Coloring is relaxing; a warmth I feel as I bring things to life with color…I love to color. It is how I bring things to life.

Color itself is very important in my world.  Baby Girl creates controls this world.  I use color in my day to enhance or create moods.  Passive pink is very seductive and turns up my volume.  It seems calm, trusting, soothing, pretty, and carefree.  Powerful enough to lower blood pressure unless combined with the color of glitter which is a stimulant.  

Pain does not lack color.  Pain is energy.  When Daddy strikes me with his cane I choose the color I feel or desire.  I imagine it hitting my body and flowing through and out.  Daddy calls it energy.

 Daddy Sadist sees his little girl: my body soft and tender, delicate- his canvas.  He paints on me his own self through various forms of pain and sensual pleasure.  He creates and uncovers a work of art that is characterized by him.  The more he feels through me the more I belong to him.  Color is emotion and emotion is color. 

Think about the three types of empathy we use in connection:

1) cognitive: (perspective being able to see things for another’s point of view.

2) personal distress: (emotional contagion) watching a scary movie you empathize with the hero/ friend is hurting and you feel it (a big one for me)

3) empathetic concern: recognizing another’s emotional state, feel and show concern.

My sadist Daddy is very empathetic too.  He also has the ability to share my feelings in a unique way through mirror neurons.  These react to my emotions and mirrors them so he feels my pain as his.    My emotions give him strength.

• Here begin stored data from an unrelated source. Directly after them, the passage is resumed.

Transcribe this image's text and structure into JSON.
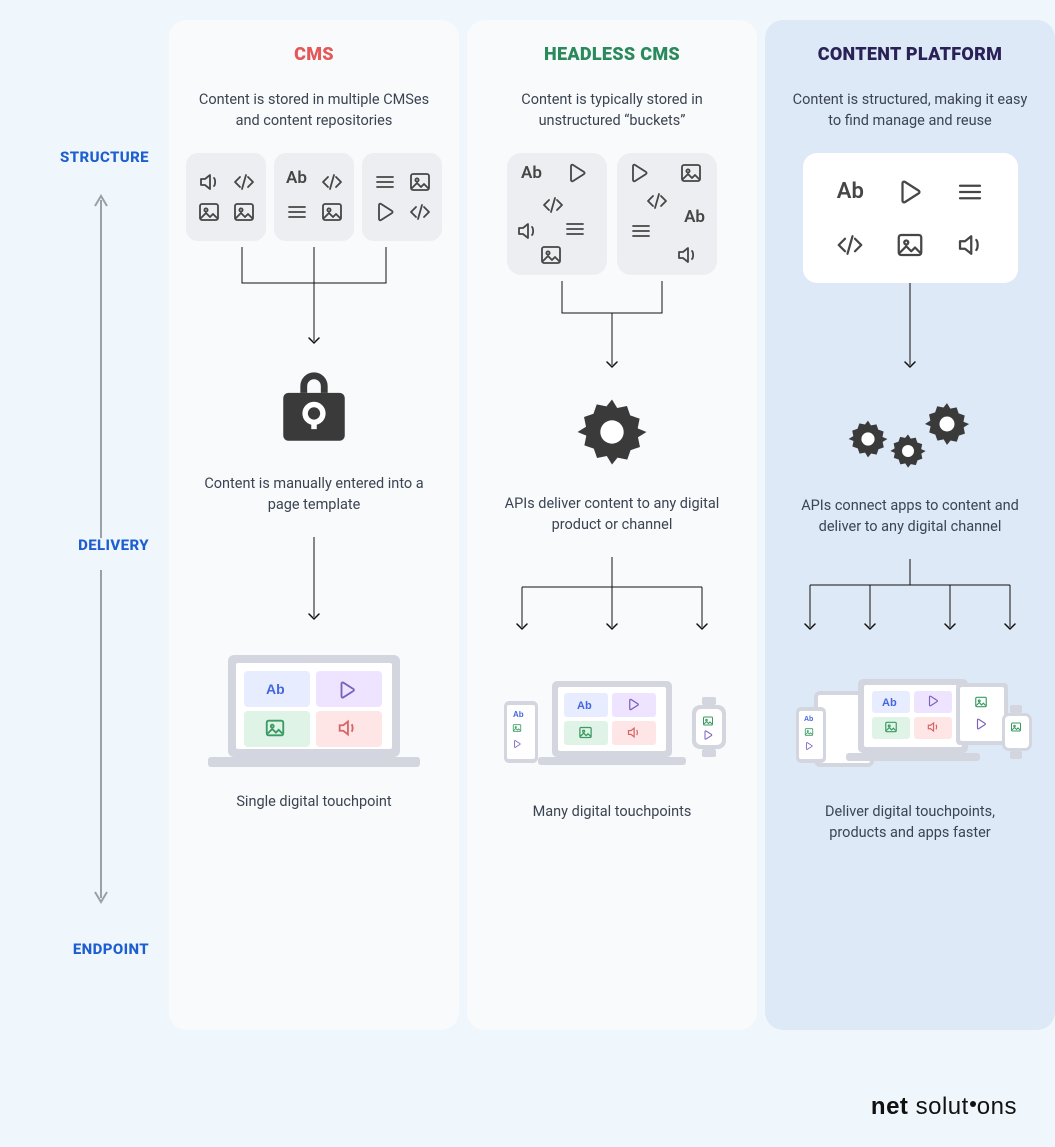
{
  "row_labels": {
    "structure": "STRUCTURE",
    "delivery": "DELIVERY",
    "endpoint": "ENDPOINT"
  },
  "columns": {
    "cms": {
      "title": "CMS",
      "structure_desc": "Content is stored in multiple CMSes and content repositories",
      "delivery_desc": "Content is manually entered into a page template",
      "endpoint_desc": "Single digital touchpoint"
    },
    "headless": {
      "title": "HEADLESS CMS",
      "structure_desc": "Content is typically stored in unstructured “buckets”",
      "delivery_desc": "APIs deliver content to any digital product or channel",
      "endpoint_desc": "Many digital touchpoints"
    },
    "platform": {
      "title": "CONTENT PLATFORM",
      "structure_desc": "Content is structured, making it easy to find manage and reuse",
      "delivery_desc": "APIs connect apps to content and deliver to any digital channel",
      "endpoint_desc": "Deliver digital touchpoints, products and apps faster"
    }
  },
  "icons": {
    "text": "Ab",
    "ab_label": "Ab"
  },
  "brand": {
    "bold": "net",
    "light": "solut",
    "light2": "ons"
  }
}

As a little I have a great capacity for empathy so much that I often shut it down.   Feeling safe allows me to open and my “little volume” turns up.  I can then feel and show emotion.   My little state feeds my Daddy Sadist.

My openness is my beauty

surrendering even my mind

inviting him into the depth of me: where my fears are hidden.

Offering my essence, needing him to claim me

He knows my desire to be owned by him,  he is Masterful at cultivating my desire to accept and beg for his torment.

This torment is not dark and cold.  It is warm and colorful.  The sadist in love, drinking in my sweet essence.  We dine, we dance.  My vulnerabilities arouse him.  It is about mental desires.  Daddy and I have a strong emotional aspect to our sex- to our play.   Our life is all about emotions and feeling them.    My Sadist is a painter and I am his canvas.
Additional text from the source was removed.